As I finished, I laid down in the grass to savor the moment. My pacer Mike and my crew Scott and Rob offered congratulations and I thanked them for being there with me through the night. Unlike my other 100 mile finishes I didn’t have a wave of emotion come over me. I just felt a great sense of accomplishment and satisfaction. Scott called my wife, who had just closed down the bars in Medina after our 10 year high school reunion. She and her mom were in route to Cuyahoga Falls, thinking they would be there well before I finished. She was disappointed to have missed my finish but excited that I ran so well. Jen arrived about a ½ hour after I finished and we all hung out for a while re-living the highlights of the day. While we waited we got to see a lot of runners that I crossed paths with during the day finish their race, most notably Star and Adam Bright who both had strong finishes.
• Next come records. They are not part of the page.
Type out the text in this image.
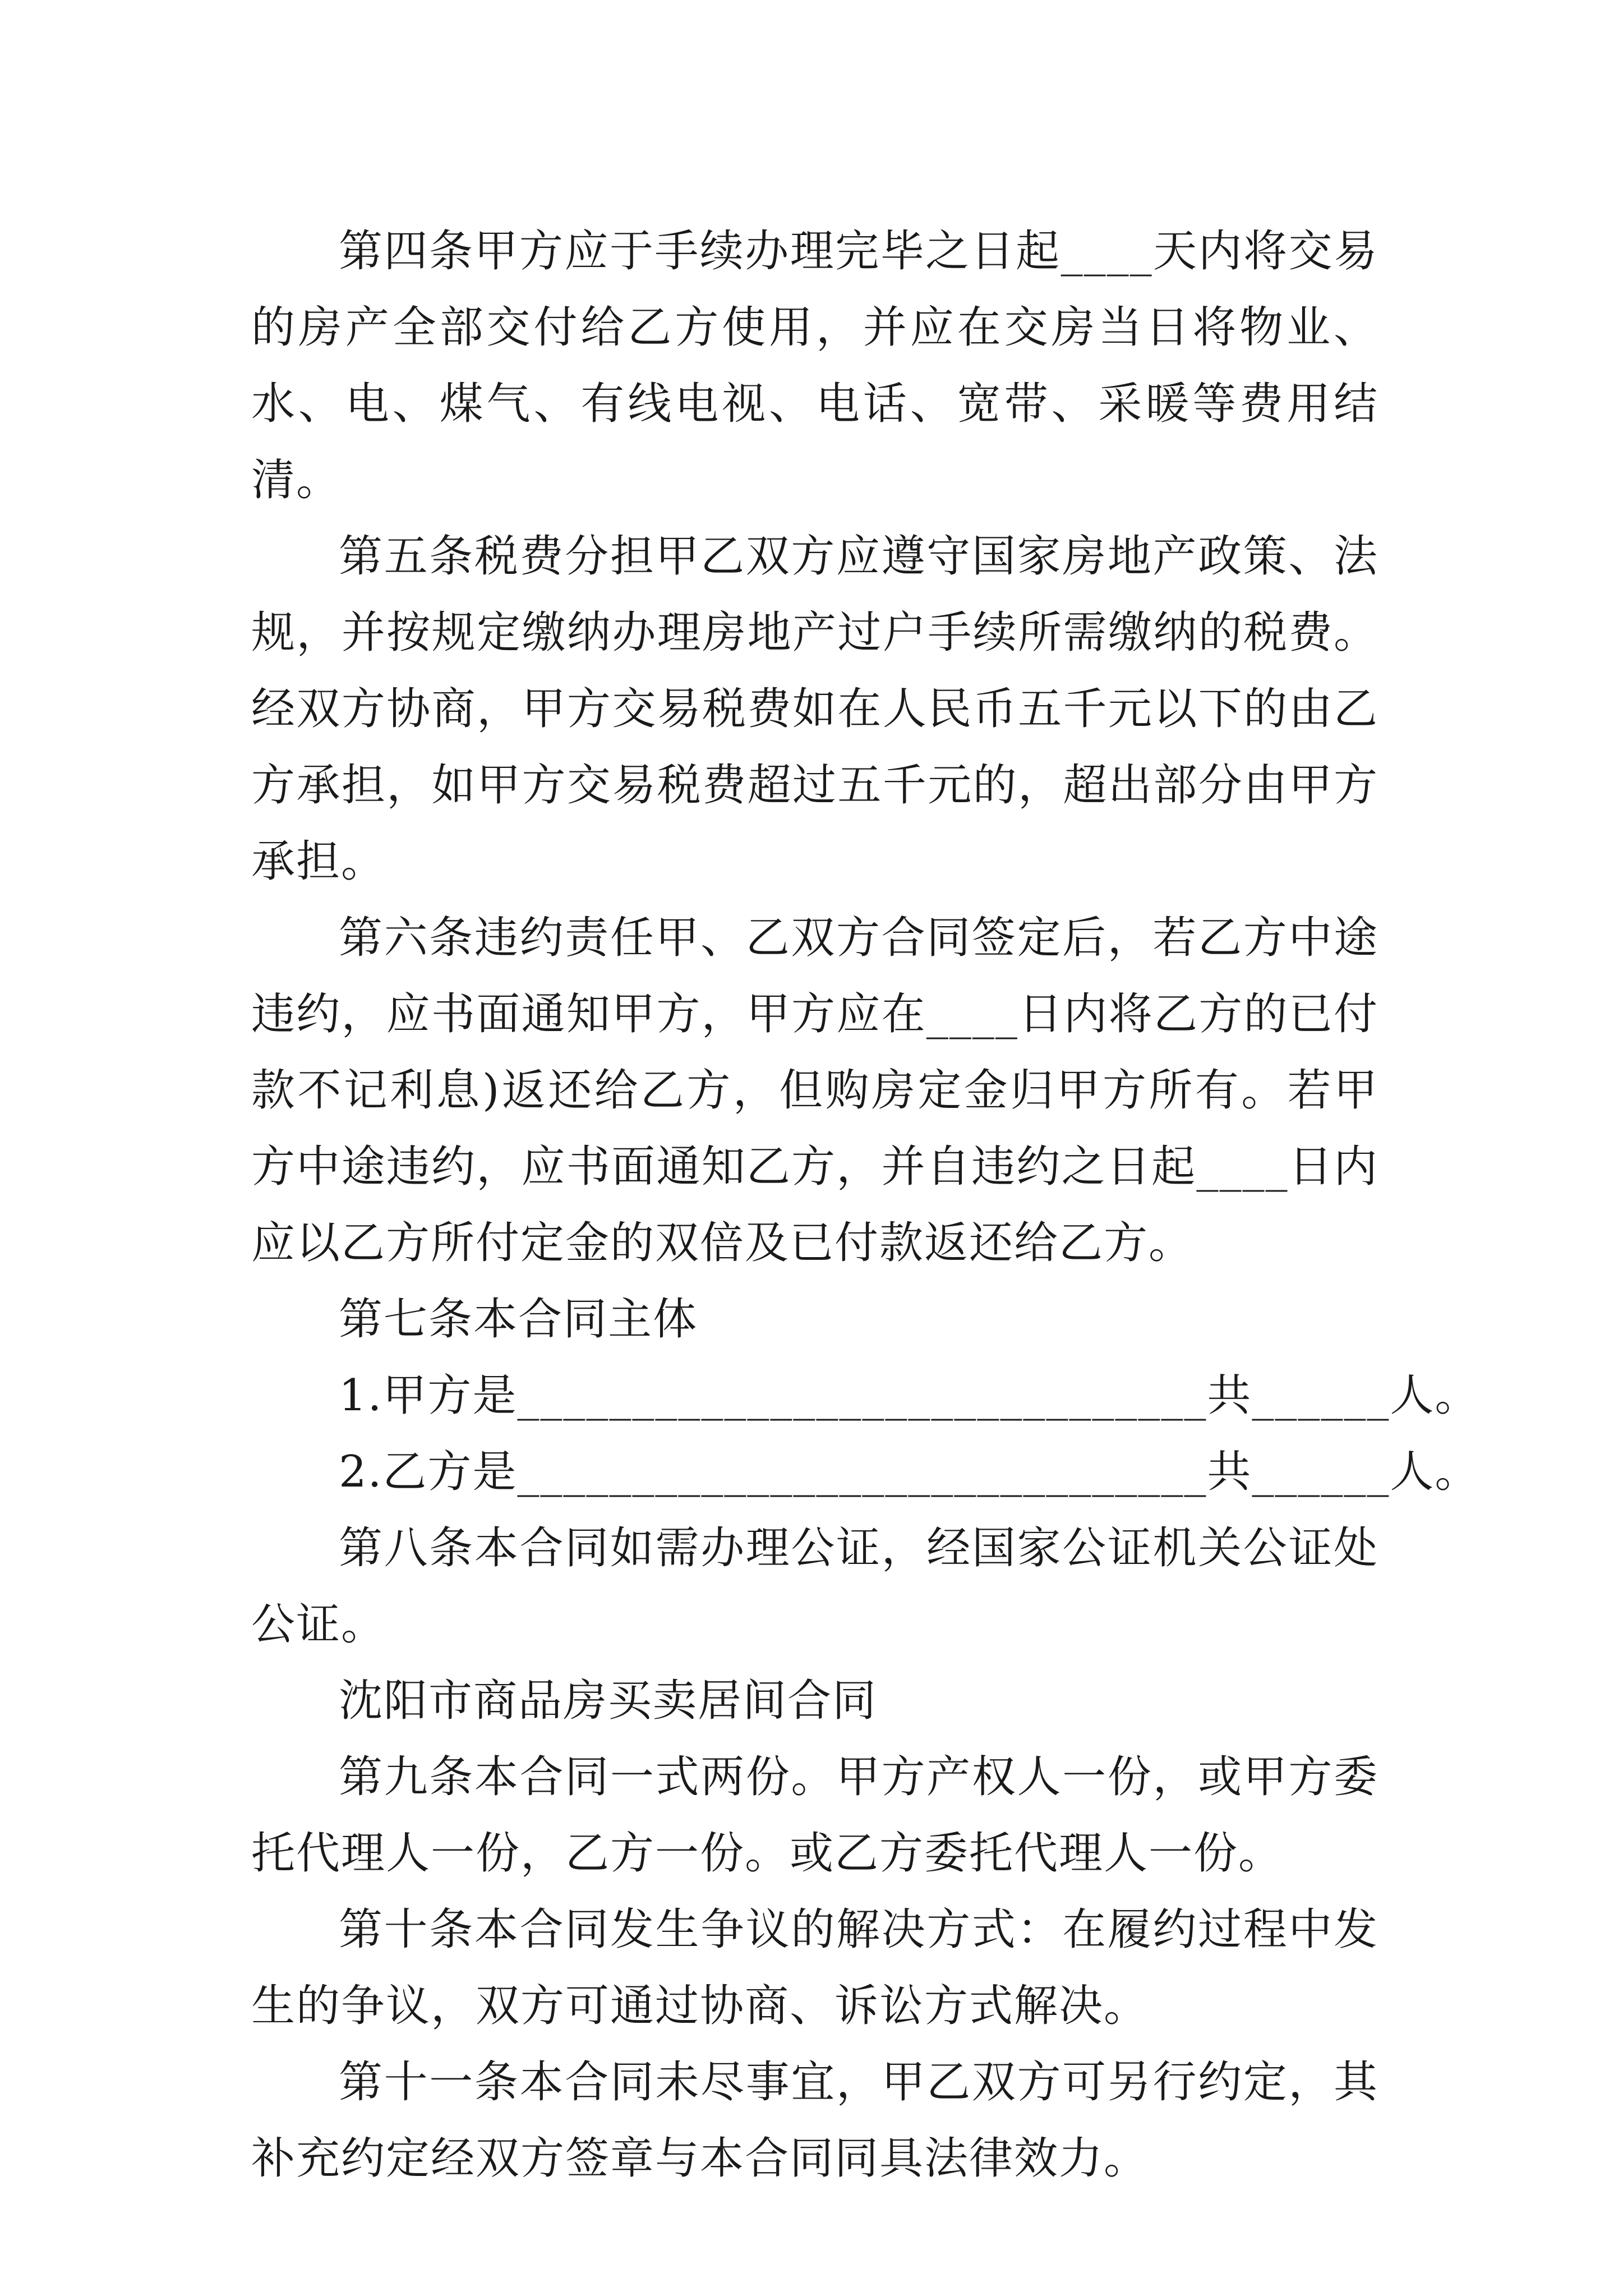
第四条甲方应于手续办理完毕之日起____天内将交易的房产全部交付给乙方使用，并应在交房当日将物业、水、电、煤气、有线电视、电话、宽带、采暖等费用结清。

第五条税费分担甲乙双方应遵守国家房地产政策、法规，并按规定缴纳办理房地产过户手续所需缴纳的税费。经双方协商，甲方交易税费如在人民币五千元以下的由乙方承担，如甲方交易税费超过五千元的，超出部分由甲方承担。

第六条违约责任甲、乙双方合同签定后，若乙方中途违约，应书面通知甲方，甲方应在____日内将乙方的已付款不记利息)返还给乙方，但购房定金归甲方所有。若甲方中途违约，应书面通知乙方，并自违约之日起____日内应以乙方所付定金的双倍及已付款返还给乙方。

第七条本合同主体

1.甲方是______________________________共______人。

2.乙方是______________________________共______人。

第八条本合同如需办理公证，经国家公证机关公证处公证。

沈阳市商品房买卖居间合同

第九条本合同一式两份。甲方产权人一份，或甲方委托代理人一份，乙方一份。或乙方委托代理人一份。

第十条本合同发生争议的解决方式：在履约过程中发生的争议，双方可通过协商、诉讼方式解决。

第十一条本合同未尽事宜，甲乙双方可另行约定，其补充约定经双方签章与本合同同具法律效力。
As I looked back on the days race and how strong I finished, I was torn between two thoughts: excitement for such a huge personal best, truly a break-through performance for me, and the competitive side of me knowing how much I had left in the tank at the end and wondering how fast I could have run if I hadn’t held back as much as I did early in the day. In the end I’m thrilled with my performance on the day and excited to tackle another 100 in the future, perhaps with even loftier goals.
Thanks to everyone who played a part in my race and in my preparation, as well as those who encourage me to chase my dreams and achieve my goals.